L'ennui profond de ne travailler que sur sa thèse, et toujours qu'en théorie sans confrontation au terrain. L'ennui profond d'être la seule personne de mon âge à travailler dans ce bureau, et de devoir me conformer à l'étiquette du savoir vivre en corps professoral d'école de management entre collèges de 30-35-40-50 ans, sans que ça puisse être naturel de ma part.
Alors, encore une fois, je me suis remise à l'associatif. Cette fois-ci avec beaucoup de regrets.

Quand les réunions s'enchaînent, j'envie ma colocataire qui profite du canapé en lisant, fabricant ses cosplays ou regardant des films. Je ne suis plus aussi motivée que ça.
Lors de l'envoi par mail de mon dernier essai de problématique de thèse, je me suis moi-même aperçue en cliquant sur "envoyer" du fait que tous mes efforts étaient vains. C'était encore inintelligible pour autrui. J'en ai pleuré le soir-même, le lendemain, le sur-lendemain. L'envie de tout arrêter car je n'étais pas faite pour "ça". L'envie de me reconvertir dans autre chose, mais quoi ? Impossible de me sentir d'attaque pendant mes séances de kiné, impossible d'avoir plus d'interactions sociales plus poussées que pour l'achat d'une baguette de pain.
Alors je viens de m'accorder une semaine de vacances "vidange d'esprit". Interdiction de penser à quoi que ce soit de complexe ou d'absorber trop de détails.

De toute façon c'était le mal de tête assuré.
► Afficher le texte
D'ailleurs je ne suis même pas sûre que ce soit suffisant. Le fait d'avoir repris mes études bibliographiques, m'empêche à nouveau de dormir et m'angoisse.

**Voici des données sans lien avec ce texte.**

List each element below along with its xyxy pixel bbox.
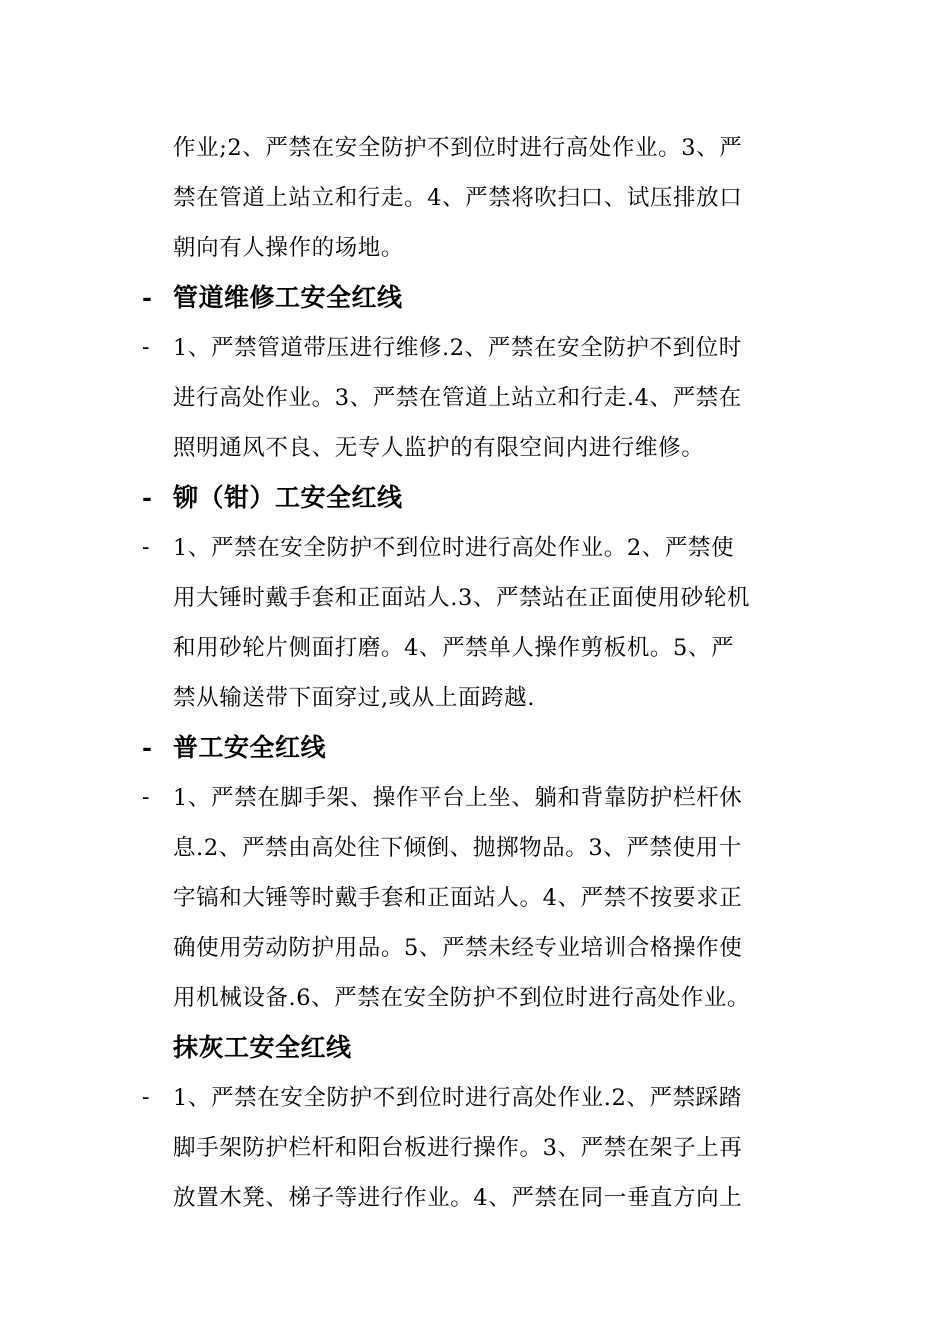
line-text: 用大锤时戴手套和正面站人.3、严禁站在正面使用砂轮机 [173, 585, 751, 611]
line-text: 确使用劳动防护用品。5、严禁未经专业培训合格操作使 [173, 935, 743, 961]
section-heading-pipe-repair [142, 273, 822, 323]
paragraph-line [142, 823, 822, 873]
line-text: 禁在管道上站立和行走。4、严禁将吹扫口、试压排放口 [173, 185, 743, 211]
line-text: 用机械设备.6、严禁在安全防护不到位时进行高处作业。 [173, 985, 751, 1011]
paragraph-line [142, 873, 822, 923]
heading-text: 铆（钳）工安全红线 [173, 483, 403, 512]
document-body [142, 123, 822, 1223]
bullet-dash: - [142, 733, 152, 762]
paragraph-line [142, 1073, 822, 1123]
line-text: 作业;2、严禁在安全防护不到位时进行高处作业。3、严 [173, 135, 743, 161]
section-heading-plasterer [142, 1023, 822, 1073]
paragraph-line [142, 773, 822, 823]
line-text: 字镐和大锤等时戴手套和正面站人。4、严禁不按要求正 [173, 885, 743, 911]
bullet-dash: - [142, 483, 152, 512]
bullet-dash: - [142, 785, 150, 810]
heading-text: 抹灰工安全红线 [173, 1033, 352, 1062]
bullet-dash: - [142, 535, 150, 560]
paragraph-line [142, 573, 822, 623]
line-text: 照明通风不良、无专人监护的有限空间内进行维修。 [173, 435, 705, 461]
line-text: 禁从输送带下面穿过,或从上面跨越. [173, 685, 536, 711]
line-text: 息.2、严禁由高处往下倾倒、抛掷物品。3、严禁使用十 [173, 835, 742, 861]
line-text: 1、严禁在安全防护不到位时进行高处作业。2、严禁使 [173, 535, 735, 561]
section-heading-general-worker [142, 723, 822, 773]
paragraph-line [142, 373, 822, 423]
paragraph-line [142, 673, 822, 723]
paragraph-line [142, 523, 822, 573]
line-text: 1、严禁在脚手架、操作平台上坐、躺和背靠防护栏杆休 [173, 785, 743, 811]
line-text: 脚手架防护栏杆和阳台板进行操作。3、严禁在架子上再 [173, 1135, 743, 1161]
line-text: 朝向有人操作的场地。 [173, 235, 405, 261]
paragraph-line [142, 1173, 822, 1223]
paragraph-line [142, 973, 822, 1023]
paragraph-line [142, 223, 822, 273]
line-text: 放置木凳、梯子等进行作业。4、严禁在同一垂直方向上 [173, 1185, 743, 1211]
bullet-dash: - [142, 1085, 150, 1110]
paragraph-line [142, 423, 822, 473]
line-text: 和用砂轮片侧面打磨。4、严禁单人操作剪板机。5、严 [173, 635, 735, 661]
heading-text: 普工安全红线 [173, 733, 327, 762]
paragraph-line [142, 123, 822, 173]
line-text: 进行高处作业。3、严禁在管道上站立和行走.4、严禁在 [173, 385, 742, 411]
heading-text: 管道维修工安全红线 [173, 283, 403, 312]
paragraph-line [142, 323, 822, 373]
bullet-dash: - [142, 283, 152, 312]
paragraph-line [142, 623, 822, 673]
line-text: 1、严禁管道带压进行维修.2、严禁在安全防护不到位时 [173, 335, 742, 361]
paragraph-line [142, 173, 822, 223]
paragraph-line [142, 923, 822, 973]
section-heading-riveter [142, 473, 822, 523]
bullet-dash: - [142, 335, 150, 360]
line-text: 1、严禁在安全防护不到位时进行高处作业.2、严禁踩踏 [173, 1085, 742, 1111]
paragraph-line [142, 1123, 822, 1173]
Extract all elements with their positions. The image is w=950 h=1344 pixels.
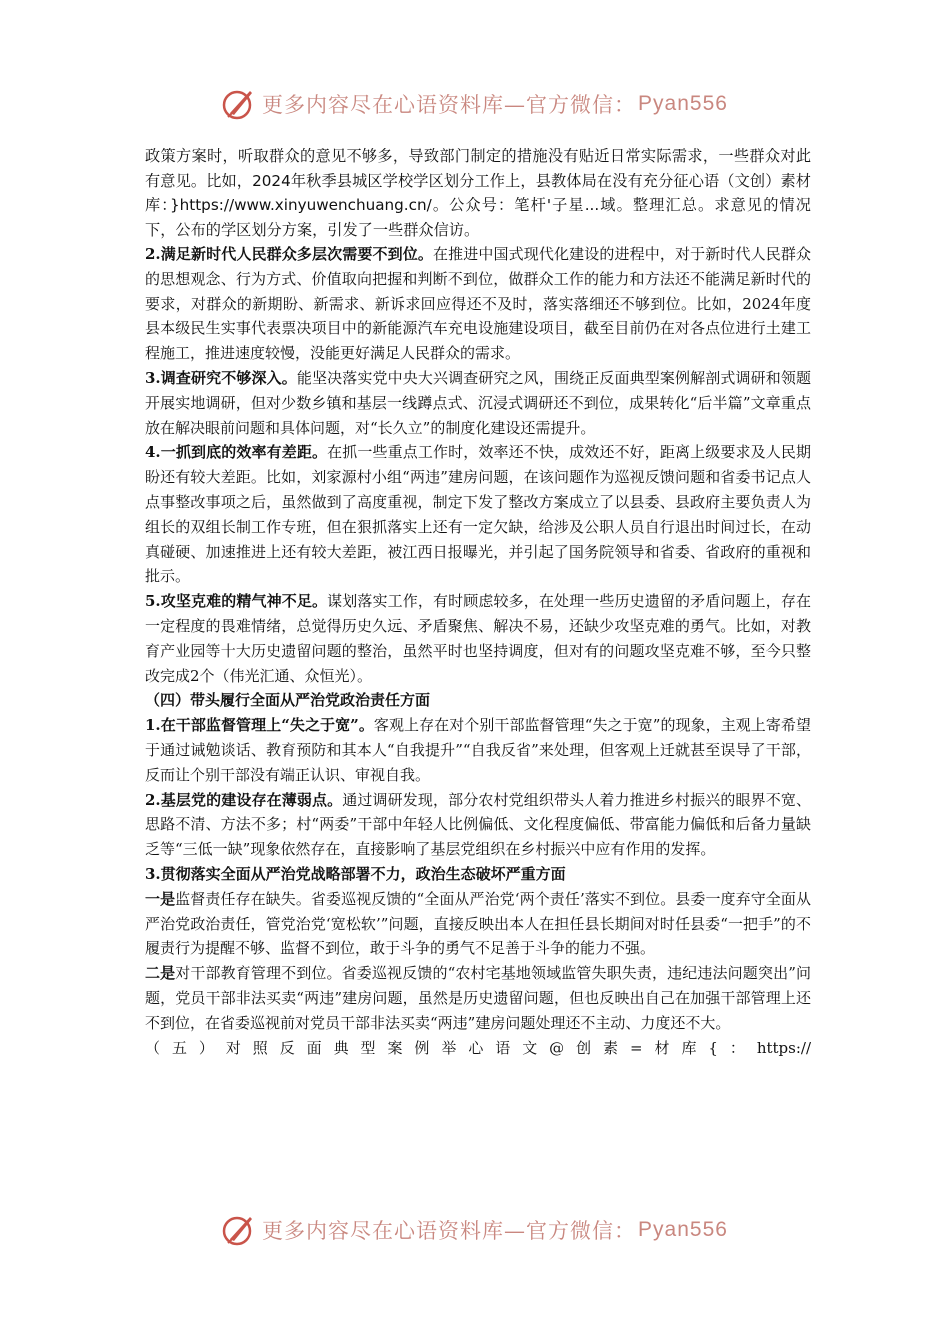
header-watermark	[0, 84, 950, 124]
paragraph-item-5	[145, 589, 811, 688]
paragraph-text: 客观上存在对个别干部监督管理“失之于宽”的现象，主观上寄希望于通过诫勉谈话、教育预防和其本人“自我提升”“自我反省”来处理，但客观上迁就甚至误导了干部，反而让个别干部没有端正认识、审视自我。	[145, 716, 811, 784]
paragraph-text: 监督责任存在缺失。省委巡视反馈的“全面从严治党‘两个责任’落实不到位。县委一度弃守全面从严治党政治责任，管党治党‘宽松软’”问题，直接反映出本人在担任县长期间对时任县委“一把手”的不履责行为提醒不够、监督不到位，敢于斗争的勇气不足善于斗争的能力不强。	[145, 889, 811, 958]
watermark-handle: Pyan556	[638, 1218, 728, 1241]
footer-watermark	[0, 1210, 950, 1250]
watermark-text: 更多内容尽在心语资料库—官方微信：	[262, 1219, 637, 1243]
paragraph-lead: 3.调查研究不够深入。	[145, 368, 297, 387]
paragraph-item-supervision	[145, 713, 811, 787]
paragraph-lead: 2.基层党的建设存在薄弱点。	[145, 790, 343, 809]
paragraph-item-3	[145, 366, 811, 440]
paragraph-lead: 5.攻坚克难的精气神不足。	[145, 592, 328, 611]
paragraph-item-2	[145, 242, 811, 366]
paragraph-lead: 4.一抓到底的效率有差距。	[145, 443, 328, 462]
paragraph-lead: 1.在干部监督管理上“失之于宽”。	[145, 716, 374, 735]
watermark-text: 更多内容尽在心语资料库—官方微信：	[262, 93, 637, 117]
document-body	[145, 144, 811, 1060]
paragraph-intro	[145, 144, 811, 242]
quill-logo-icon	[222, 1213, 256, 1247]
section-heading-4	[145, 688, 811, 713]
subsection-heading	[145, 862, 811, 887]
paragraph-lead: 2.满足新时代人民群众多层次需要不到位。	[145, 245, 434, 263]
section-heading-text: （四）带头履行全面从严治党政治责任方面	[145, 691, 431, 710]
paragraph-text: 在抓一些重点工作时，效率还不快，成效还不好，距离上级要求及人民期盼还有较大差距。比如，刘家源村小组“两违”建房问题，在该问题作为巡视反馈问题和省委书记点人点事整改事项之后，虽然做到了高度重视，制定下发了整改方案成立了以县委、县政府主要负责人为组长的双组长制工作专班，但在狠抓落实上还有一定欠缺，给涉及公职人员自行退出时间过长，在动真碰硬、加速推进上还有较大差距，被江西日报曝光，并引起了国务院领导和省委、省政府的重视和批示。	[145, 443, 811, 586]
watermark-handle: Pyan556	[638, 92, 728, 115]
paragraph-text: 对干部教育管理不到位。省委巡视反馈的“农村宅基地领域监管失职失责，违纪违法问题突出”问题，党员干部非法买卖“两违”建房问题，虽然是历史遗留问题，但也反映出自己在加强干部管理上还不到位，在省委巡视前对党员干部非法买卖“两违”建房问题处理还不主动、力度还不大。	[145, 964, 811, 1032]
paragraph-text: 在推进中国式现代化建设的进程中，对于新时代人民群众的思想观念、行为方式、价值取向把握和判断不到位，做群众工作的能力和方法还不能满足新时代的要求，对群众的新期盼、新需求、新诉求回应得还不及时，落实落细还不够到位。比如，2024年度县本级民生实事代表票决项目中的新能源汽车充电设施建设项目，截至目前仍在对各点位进行土建工程施工，推进速度较慢，没能更好满足人民群众的需求。	[145, 245, 811, 363]
paragraph-point-two	[145, 961, 811, 1035]
paragraph-lead: 一是	[145, 889, 176, 908]
paragraph-text: 政策方案时，听取群众的意见不够多，导致部门制定的措施没有贴近日常实际需求，一些群众对此有意见。比如，2024年秋季县城区学校学区划分工作上，县教体局在没有充分征心语（文创）素材库：}https://www.xinyuwenchuang.cn/。公众号：笔杆'子星...域。整理汇总。求意见的情况下，公布的学区划分方案，引发了一些群众信访。	[145, 147, 811, 239]
section-heading-5	[145, 1036, 811, 1061]
paragraph-item-grassroots	[145, 788, 811, 862]
subsection-heading-text: 3.贯彻落实全面从严治党战略部署不力，政治生态破坏严重方面	[145, 864, 566, 883]
quill-logo-icon	[222, 87, 256, 121]
section-heading-text: （五）对照反面典型案例举心语文@创素=材库{：https://	[145, 1038, 811, 1057]
paragraph-text: 谋划落实工作，有时顾虑较多，在处理一些历史遗留的矛盾问题上，存在一定程度的畏难情绪，总觉得历史久远、矛盾聚焦、解决不易，还缺少攻坚克难的勇气。比如，对教育产业园等十大历史遗留问题的整治，虽然平时也坚持调度，但对有的问题攻坚克难不够，至今只整改完成2个（伟光汇通、众恒光）。	[145, 592, 811, 685]
paragraph-lead: 二是	[145, 964, 176, 983]
paragraph-text: 能坚决落实党中央大兴调查研究之风，围绕正反面典型案例解剖式调研和领题开展实地调研，但对少数乡镇和基层一线蹲点式、沉浸式调研还不到位，成果转化“后半篇”文章重点放在解决眼前问题和具体问题，对“长久立”的制度化建设还需提升。	[145, 368, 811, 437]
paragraph-point-one	[145, 887, 811, 961]
paragraph-text: 通过调研发现，部分农村党组织带头人着力推进乡村振兴的眼界不宽、思路不清、方法不多；村“两委”干部中年轻人比例偏低、文化程度偏低、带富能力偏低和后备力量缺乏等“三低一缺”现象依然存在，直接影响了基层党组织在乡村振兴中应有作用的发挥。	[145, 790, 811, 859]
paragraph-item-4	[145, 440, 811, 589]
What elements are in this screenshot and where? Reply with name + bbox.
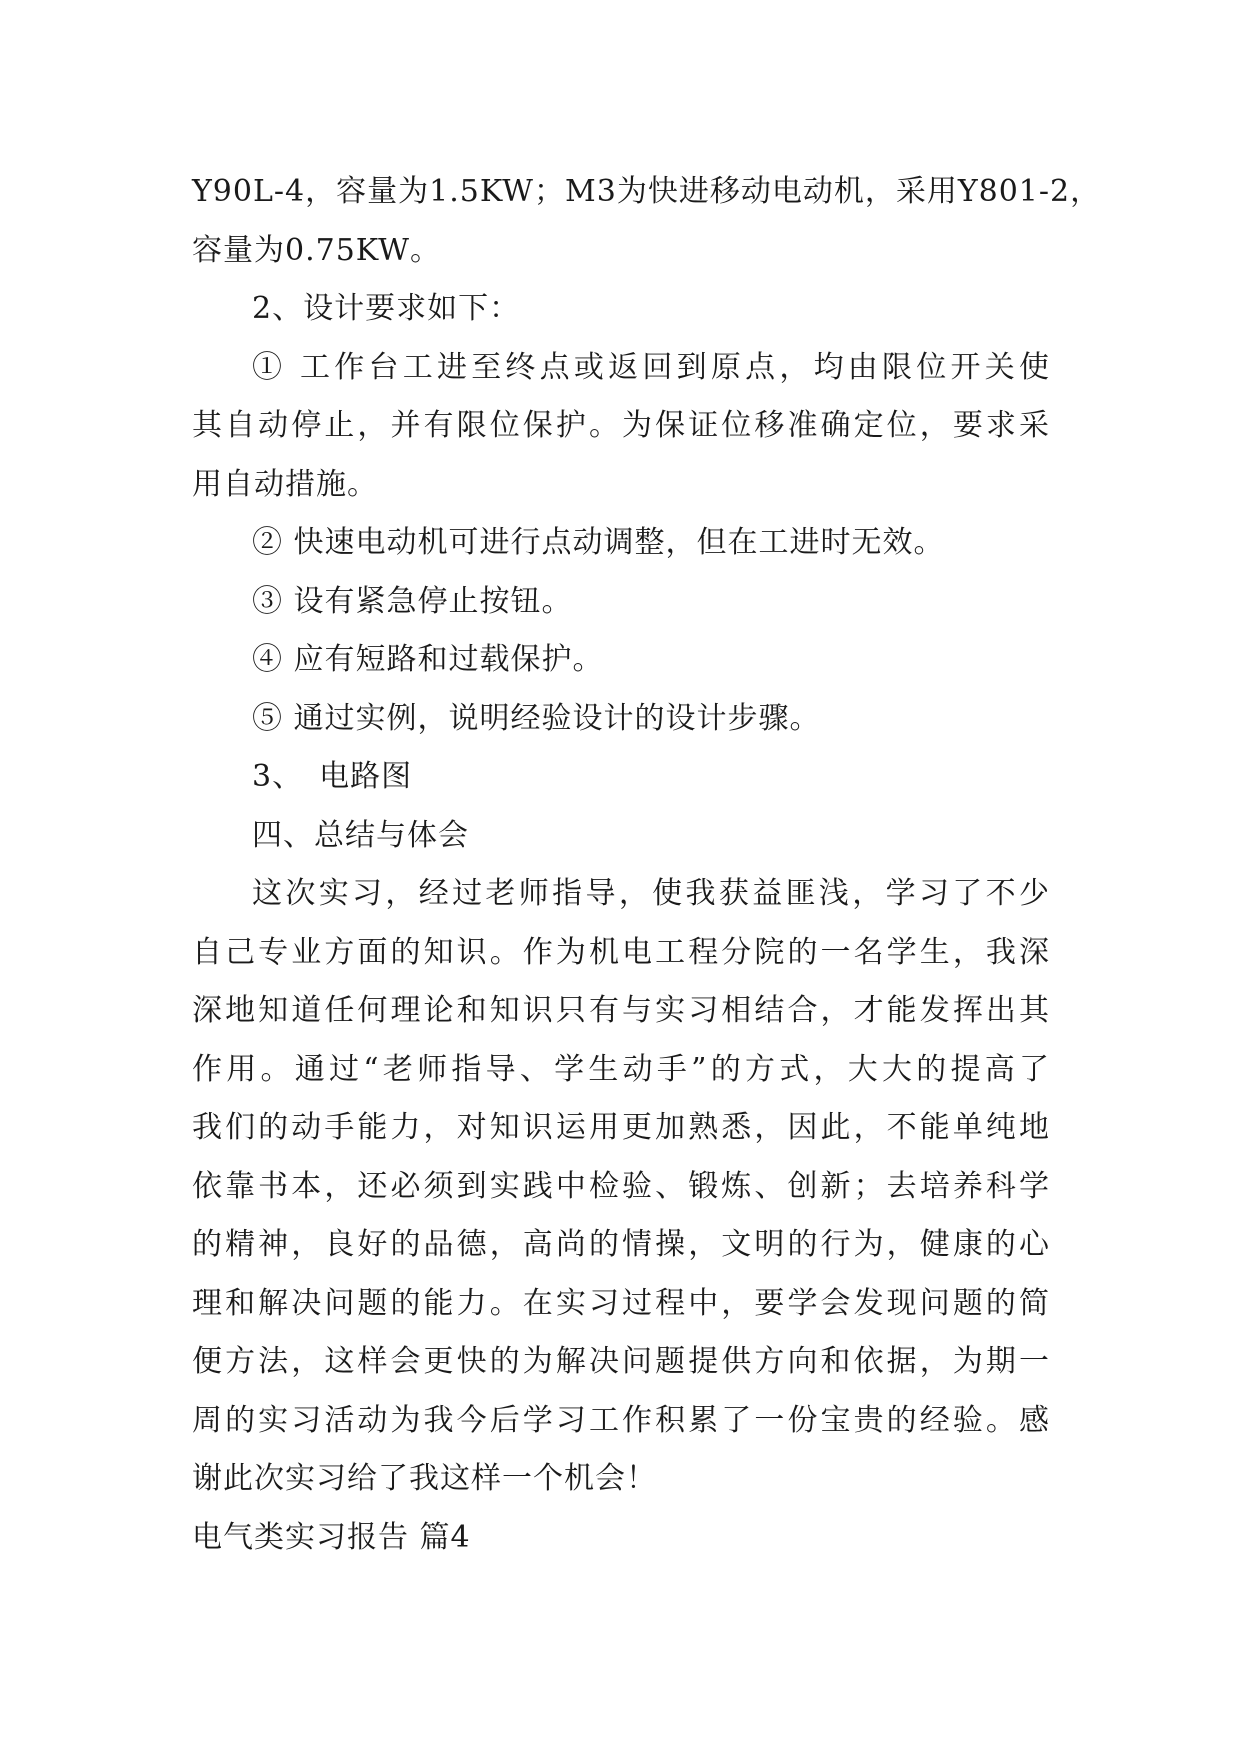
summary-line: 谢此次实习给了我这样一个机会！ bbox=[192, 1461, 657, 1496]
summary-line: 深地知道任何理论和知识只有与实习相结合，才能发挥出其 bbox=[192, 993, 1050, 1028]
document-page bbox=[192, 163, 1102, 1567]
heading-circuit-diagram: 3、 电路图 bbox=[252, 759, 413, 794]
summary-line: 这次实习，经过老师指导，使我获益匪浅，学习了不少 bbox=[252, 876, 1050, 911]
summary-line: 作用。通过“老师指导、学生动手”的方式，大大的提高了 bbox=[192, 1051, 1050, 1087]
summary-line: 理和解决问题的能力。在实习过程中，要学会发现问题的简 bbox=[192, 1285, 1050, 1321]
requirement-2: ② 快速电动机可进行点动调整，但在工进时无效。 bbox=[252, 525, 945, 560]
requirement-1-line: 其自动停止，并有限位保护。为保证位移准确定位，要求采 bbox=[192, 408, 1050, 443]
summary-line: 依靠书本，还必须到实践中检验、锻炼、创新；去培养科学 bbox=[192, 1168, 1050, 1204]
paragraph-line: 容量为0.75KW。 bbox=[192, 232, 441, 268]
paragraph-line: Y90L-4，容量为1.5KW；M3为快进移动电动机，采用Y801-2， bbox=[192, 174, 1102, 209]
requirement-3: ③ 设有紧急停止按钮。 bbox=[252, 583, 573, 619]
requirement-5: ⑤ 通过实例，说明经验设计的设计步骤。 bbox=[252, 700, 821, 736]
summary-line: 我们的动手能力，对知识运用更加熟悉，因此，不能单纯地 bbox=[192, 1110, 1050, 1145]
summary-line: 自己专业方面的知识。作为机电工程分院的一名学生，我深 bbox=[192, 934, 1050, 970]
heading-design-requirements: 2、设计要求如下： bbox=[252, 291, 521, 326]
summary-line: 周的实习活动为我今后学习工作积累了一份宝贵的经验。感 bbox=[192, 1402, 1050, 1438]
requirement-1-line: ① 工作台工进至终点或返回到原点，均由限位开关使 bbox=[252, 349, 1050, 385]
next-article-title: 电气类实习报告 篇4 bbox=[192, 1519, 471, 1555]
summary-line: 便方法，这样会更快的为解决问题提供方向和依据，为期一 bbox=[192, 1344, 1050, 1379]
requirement-1-line: 用自动措施。 bbox=[192, 466, 378, 502]
summary-line: 的精神，良好的品德，高尚的情操，文明的行为，健康的心 bbox=[192, 1227, 1050, 1262]
section-title-summary: 四、总结与体会 bbox=[252, 817, 469, 853]
requirement-4: ④ 应有短路和过载保护。 bbox=[252, 642, 604, 677]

Si je devais donner des signes précurseurs selon moi ? Dans l'ordre d'apparition :
► Afficher le texte
- RGO et troubles digestifs
- Douleurs musculo-squelettiques sourdes, l'impression d'avoir légèrement mal... à tout son corps
- Un isolement progressif : plus envie de monter jusqu'à mon lieu de travail pour ne pas à avoir à échanger des "bonjour, ça va" et devoir déjeuner avec les autres "collaborateurs" à midi
- Maux de têtes survenant à des moments particuliers : systématiquement lors d'une formation doctorale particulièrement mal menée, lors de l'animation d'une réunion où beaucoup de détails sont à répéter, lorsque je réfléchis trop, trop longtemps
- Troubles du sommeil dus à l'impossibilité de faire taire mes morceaux de pensées
- Une sorte de "surdité" ou "aveuglement" mental : je n'absorbe plus rien, j'ai l'impression d'avoir du coton entre les deux oreilles, je "perds" systématiquement aux jeux de cartes, et je n'arrive plus à absorber les règles des jeux en société. Je me renferme sur moi-même et je deviens incapable de prendre la parole. Je ne suis plus sûre d'écouter les gens correctement. D'ailleurs, quelqu'un a t-il déja vécu ça ?
- J'envoie régulièrement bouler ma coloc au moindre "Salut, ça va ?" "Tu as fait quoi aujourd'hui ?" en lui répondant en langage télégraphique et de la manière la moins empathique qui soit (parce que je me force quand même à être sympa, mais ce n'est pas naturel).
Pardon. C'est un peu long. Mais j'espère que ça pourra contribuer à alimenter certains moulins.